Friday, June 26, 2009

Sunday, Sunday, Sunday



The United States of America versus Brazil
Final of the 2009 FIFA Confederations Cup
Johannesburg, South Africa
Sunday, June 28
2:30 PM EST

Tuesday, June 16, 2009

Benedict Arnold. Meet Giuseppe Rossi.

This picture (via The Offside Rules) provides a pretty decent summary of my reaction to the U.S. national team's 3-1 loss to Italy today. The vicious traitor pictured above, the New Jersey born and raised striker Giuseppe Rossi, dropped two goals in the second half of the U.S-Italy match to bury his country of birth (Rossi spurned the U.S. team to play for Italy, his father's native country).

A bogus red card to Rico Clark in 1st half left the US with little chance of winning and despite scoring first thanks to a great effort by Jozy Altidore to draw a PK, Rossi managed one incredible shot, Daniele De Rossi (the same man who elbowed Brian McBride in the face in 2006) beat Tim Howard later in the half, and the villain of the night Rossi hit the jugular in stoppage time to send the azzurri to victory (and reignite my hatred of the Italian national team).

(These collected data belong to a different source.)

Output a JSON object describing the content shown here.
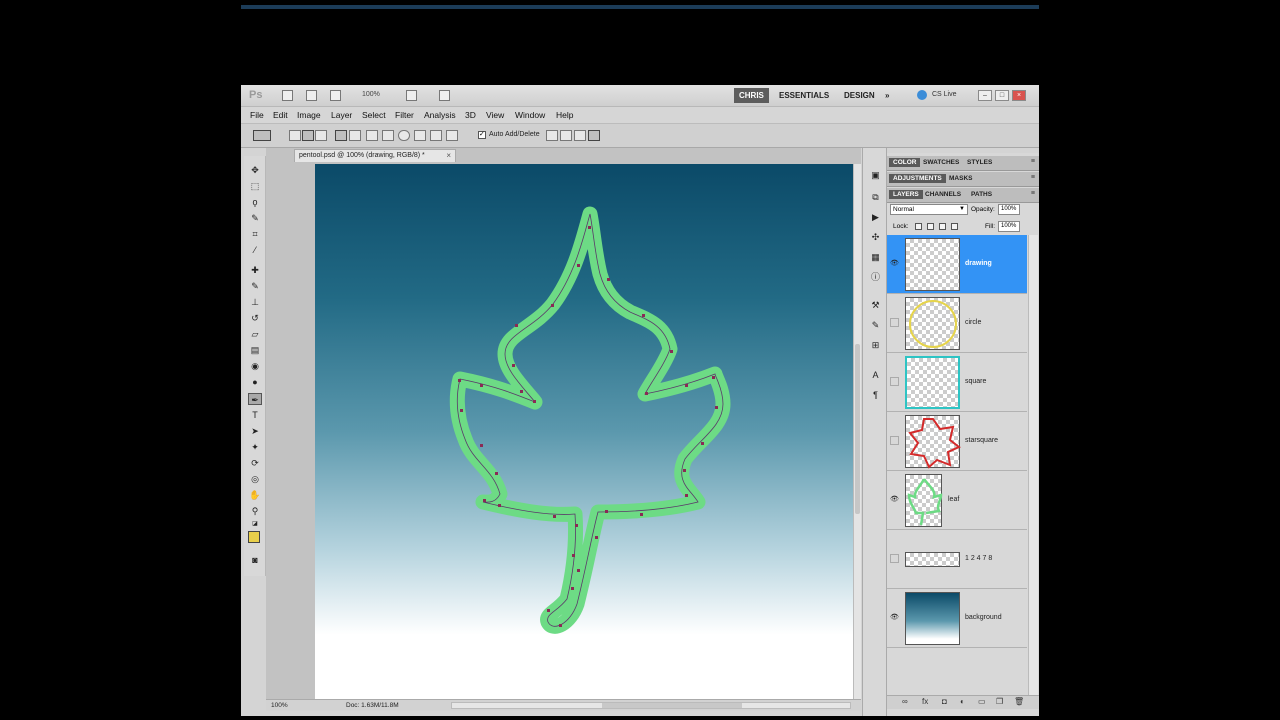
{
  "app": {
    "logo": "Ps",
    "zoom": "100%",
    "workspaces": [
      "CHRIS",
      "ESSENTIALS",
      "DESIGN"
    ],
    "more": "»",
    "cslive": "CS Live"
  },
  "menu": [
    "File",
    "Edit",
    "Image",
    "Layer",
    "Select",
    "Filter",
    "Analysis",
    "3D",
    "View",
    "Window",
    "Help"
  ],
  "options": {
    "auto_add_delete_label": "Auto Add/Delete",
    "auto_add_delete_checked": true
  },
  "document": {
    "tab_title": "pentool.psd @ 100% (drawing, RGB/8) *",
    "close": "×"
  },
  "status": {
    "zoom": "100%",
    "doc": "Doc: 1.63M/11.8M"
  },
  "colors": {
    "foreground": "#e8cf4b",
    "background": "#ffffff",
    "path_stroke": "#6ddb85",
    "selection": "#3393f5"
  },
  "panels": {
    "row1": [
      "COLOR",
      "SWATCHES",
      "STYLES"
    ],
    "row2": [
      "ADJUSTMENTS",
      "MASKS"
    ],
    "row3": [
      "LAYERS",
      "CHANNELS",
      "PATHS"
    ],
    "blend_mode": "Normal",
    "opacity_label": "Opacity:",
    "opacity": "100%",
    "lock_label": "Lock:",
    "fill_label": "Fill:",
    "fill": "100%"
  },
  "layers": [
    {
      "name": "drawing",
      "visible": true,
      "selected": true
    },
    {
      "name": "circle",
      "visible": false,
      "selected": false
    },
    {
      "name": "square",
      "visible": false,
      "selected": false
    },
    {
      "name": "starsquare",
      "visible": false,
      "selected": false
    },
    {
      "name": "leaf",
      "visible": true,
      "selected": false
    },
    {
      "name": "1 2 4 7 8",
      "visible": false,
      "selected": false
    },
    {
      "name": "background",
      "visible": true,
      "selected": false
    }
  ]
}
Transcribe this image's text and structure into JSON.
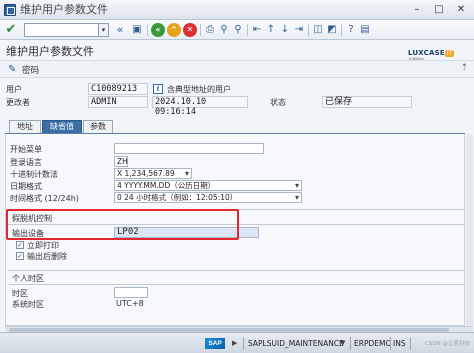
{
  "window": {
    "title": "维护用户参数文件",
    "minimize": "–",
    "maximize": "□",
    "close": "✕"
  },
  "toolbar": {
    "command_value": "",
    "save": "保存",
    "back": "返回",
    "exit": "退出",
    "cancel": "取消"
  },
  "page": {
    "title": "维护用户参数文件"
  },
  "appbar": {
    "password_label": "密码"
  },
  "logo": {
    "brand": "LUXCASE",
    "badge": "IT",
    "sub": "立恩科技"
  },
  "header": {
    "user_label": "用户",
    "user_value": "C10089213",
    "user_type_text": "含典型地址的用户",
    "changed_by_label": "更改者",
    "changed_by_value": "ADMIN",
    "changed_at_value": "2024.10.10 09:16:14",
    "status_label": "状态",
    "status_value": "已保存"
  },
  "tabs": [
    {
      "label": "地址",
      "active": false
    },
    {
      "label": "缺省值",
      "active": true
    },
    {
      "label": "参数",
      "active": false
    }
  ],
  "defaults": {
    "start_menu_label": "开始菜单",
    "start_menu_value": "",
    "logon_lang_label": "登录语言",
    "logon_lang_value": "ZH",
    "decimal_label": "十进制计数法",
    "decimal_value": "X 1,234,567.89",
    "date_fmt_label": "日期格式",
    "date_fmt_value": "4 YYYY.MM.DD（公历日期）",
    "time_fmt_label": "时间格式 (12/24h)",
    "time_fmt_value": "0 24 小时格式（例如：12:05:10）"
  },
  "spool": {
    "group_title": "假脱机控制",
    "output_device_label": "输出设备",
    "output_device_value": "LP02",
    "print_now_label": "立即打印",
    "print_now_checked": true,
    "delete_after_label": "输出后删除",
    "delete_after_checked": true
  },
  "timezone": {
    "group_title": "个人时区",
    "tz_label": "时区",
    "tz_value": "",
    "sys_tz_label": "系统时区",
    "sys_tz_value": "UTC+8"
  },
  "status": {
    "sap": "SAP",
    "transaction": "SAPLSUID_MAINTENANCE",
    "system": "ERPDEMO",
    "mode": "INS"
  },
  "watermark": "CSDN @立恩科技"
}
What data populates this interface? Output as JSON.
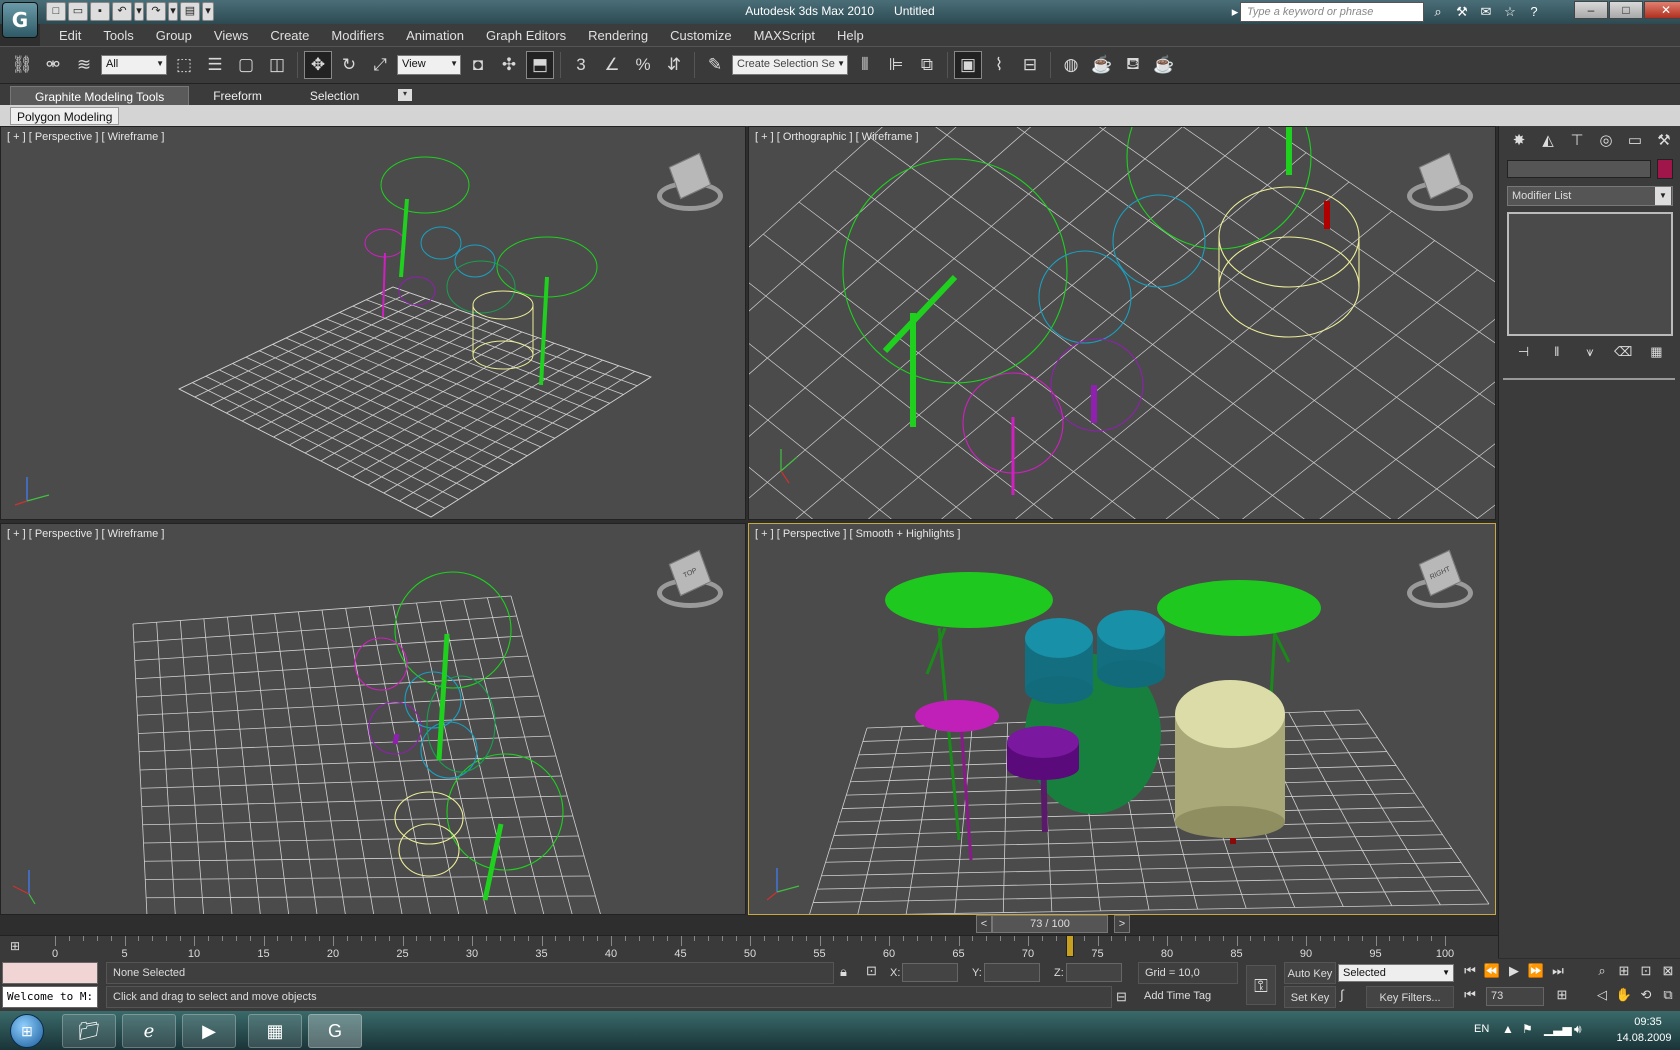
{
  "window": {
    "app_title": "Autodesk 3ds Max  2010",
    "doc_title": "Untitled",
    "search_placeholder": "Type a keyword or phrase",
    "logo": "G",
    "minimize": "–",
    "maximize": "□",
    "close": "✕"
  },
  "quick_access": [
    "new-icon",
    "open-icon",
    "save-icon",
    "undo-icon",
    "redo-icon",
    "project-icon"
  ],
  "menu": [
    "Edit",
    "Tools",
    "Group",
    "Views",
    "Create",
    "Modifiers",
    "Animation",
    "Graph Editors",
    "Rendering",
    "Customize",
    "MAXScript",
    "Help"
  ],
  "toolbar": {
    "filter_value": "All",
    "refcoord_value": "View",
    "selection_set_placeholder": "Create Selection Se",
    "snap_label": "3",
    "angle_snap_label": "∠",
    "percent_snap_label": "%"
  },
  "ribbon": {
    "tabs": [
      "Graphite Modeling Tools",
      "Freeform",
      "Selection"
    ],
    "panel_label": "Polygon Modeling"
  },
  "viewports": {
    "top_left": "[ + ] [ Perspective ] [ Wireframe ]",
    "top_right": "[ + ] [ Orthographic ] [ Wireframe ]",
    "bottom_left": "[ + ] [ Perspective ] [ Wireframe ]",
    "bottom_right": "[ + ] [ Perspective ] [ Smooth + Highlights ]",
    "viewcube_top": "TOP",
    "viewcube_right": "RIGHT"
  },
  "command_panel": {
    "modifier_list": "Modifier List",
    "object_color": "#a0154a"
  },
  "timeline": {
    "frame_display": "73 / 100",
    "prev": "<",
    "next": ">",
    "current_frame": 73,
    "total_frames": 100,
    "tick_labels": [
      "0",
      "5",
      "10",
      "15",
      "20",
      "25",
      "30",
      "35",
      "40",
      "45",
      "50",
      "55",
      "60",
      "65",
      "70",
      "75",
      "80",
      "85",
      "90",
      "95",
      "100"
    ]
  },
  "status": {
    "listener_text": "Welcome to M:",
    "selection": "None Selected",
    "prompt": "Click and drag to select and move objects",
    "x_label": "X:",
    "y_label": "Y:",
    "z_label": "Z:",
    "grid": "Grid = 10,0",
    "add_time_tag": "Add Time Tag",
    "auto_key": "Auto Key",
    "set_key": "Set Key",
    "key_mode": "Selected",
    "key_filters": "Key Filters...",
    "frame_value": "73"
  },
  "taskbar": {
    "language": "EN",
    "time": "09:35",
    "date": "14.08.2009"
  },
  "colors": {
    "cymbal_green": "#1fd01f",
    "tom_blue": "#1aa0c0",
    "hihat_magenta": "#d020c0",
    "snare_purple": "#9020b0",
    "floor_tom_yellow": "#eeee99",
    "kick_green": "#18a050",
    "leg_red": "#b00000"
  }
}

Before the match, I thought if Rossi scored against the U.S. he might not celebrate. Maybe a solitary fist pump, but out of deference for the country that raised him he'd jog back to the half way line and keep playing. This is not what happened. With arms raised Rossi slapped his country of birth across the face with an overzealous celebration and stomped on all the Americans who had defended him and pulled for him throughout his career. Sure anyone would be thrilled to score a goal in a major soccer tournament, but to draw blood and then twist the knife in the sides of U.S. soccer fans was cruel and I thought Rossi should have shown more respect to the country that accepted him and his family.

The match was a part of the Confederation's Cup being contested now in South Africa. A perfect tune-up to the 2010 World Cup, check out the US take on Kaka and Brazil on Thursday.

Tuesday, June 9, 2009

The Real World

After 12 hours of flying, connections, and a very, very cold Serbian woman (long story that involved multiple sweaters, a neck pillow, and a mummified, blanketed sleeping position), I'm home.

Had Mexican food last night and went to bed at 9 pm. No grand cultural observations from this writer just yet. Trying not to extrapolate scenes from the Mexican restaurant and the airport into general platitudes about Americans being louder, fatter, and more obnoxious than I remembered. Trying not to do this is difficult.

In all honesty, it does feel odd to be home and I'm not quite sure how I feel about it yet. If only their was some form of cultural half-way house over the Atlantic where I could acclimate into an American again.

Friday, June 5, 2009

A Moveable Feast, Part II


It only seems fitting that an updated version of A Moveable Feast has been published this Spring. The book that for so long colored and filled my perceptions of Paris with sepia toned photographs of 1920s nostalgia has been given a face lift: new stories and vignettes added to complete and to illuminate the often biased picture the original book gives of Paris, its literary community, and Hem's family themselves.

And why this all seems fitting -- as you know by now -- is that I have just completed my first stint in the same city that became Hemingway's adopted home and I have taken away my own stories and perceptions of a place so far gone from that literary ideal and still so alive in hundreds of other ways that I'd never seen or expected before as if some hazy introduction has been stitched together from nights and mornings and cafés and classrooms.

So at this time, I'd like to thank everyone who has read the blog and stayed in touch with me since January. As much as I've learned about Paris and its and corners and dives, I've learned about myself and what I want to do with the rest of my life and this blog and writing to all of you back home or wherever you may be has played a major role (if not the most important role) in this awareness. You are as much a part of this blog as I am and Paris as much a part of you as it is of me.

I'm sad to be leaving and it's a shame that now, when for the first time in several months I feel at ease here, my time is up. But as Hemingway said better than I ever will:

There is never any ending to Paris and the memory of each person who has lived in it differs from that of any other. We always returned to it no matter who we were or how it was changed or with what difficulties, or ease, it could be reached. Paris was always worth it and your received return for whatever your brought to it. But this is how Paris was in the early days when we were very poor and very happy.

So once again. Thank You.

Monday, June 1, 2009

Wine Belly


I'm finally done with classes. This is very good news for the weather has turned gorgeous and I can spend every waking moment outside. Just spent the day picnicking in the Parc des Buttes Chaumont. Built by Napoléon III in the 19th century, he designed the man-made park to replicate Hyde Park in London (where, in exile, he had spent his childhood).

Unlike the Luxembourg Gardens, you can sit anywhere you please in the thick and matted grass. Today's a national holiday in France so throngs of Parisians sat on blankets eating and drinking away from the tourists crowded down on Ile de la Cité.

Going to go for a run to work off my wine belly. Enjoy the photos from a few street fairs I've seen of late and have a good week.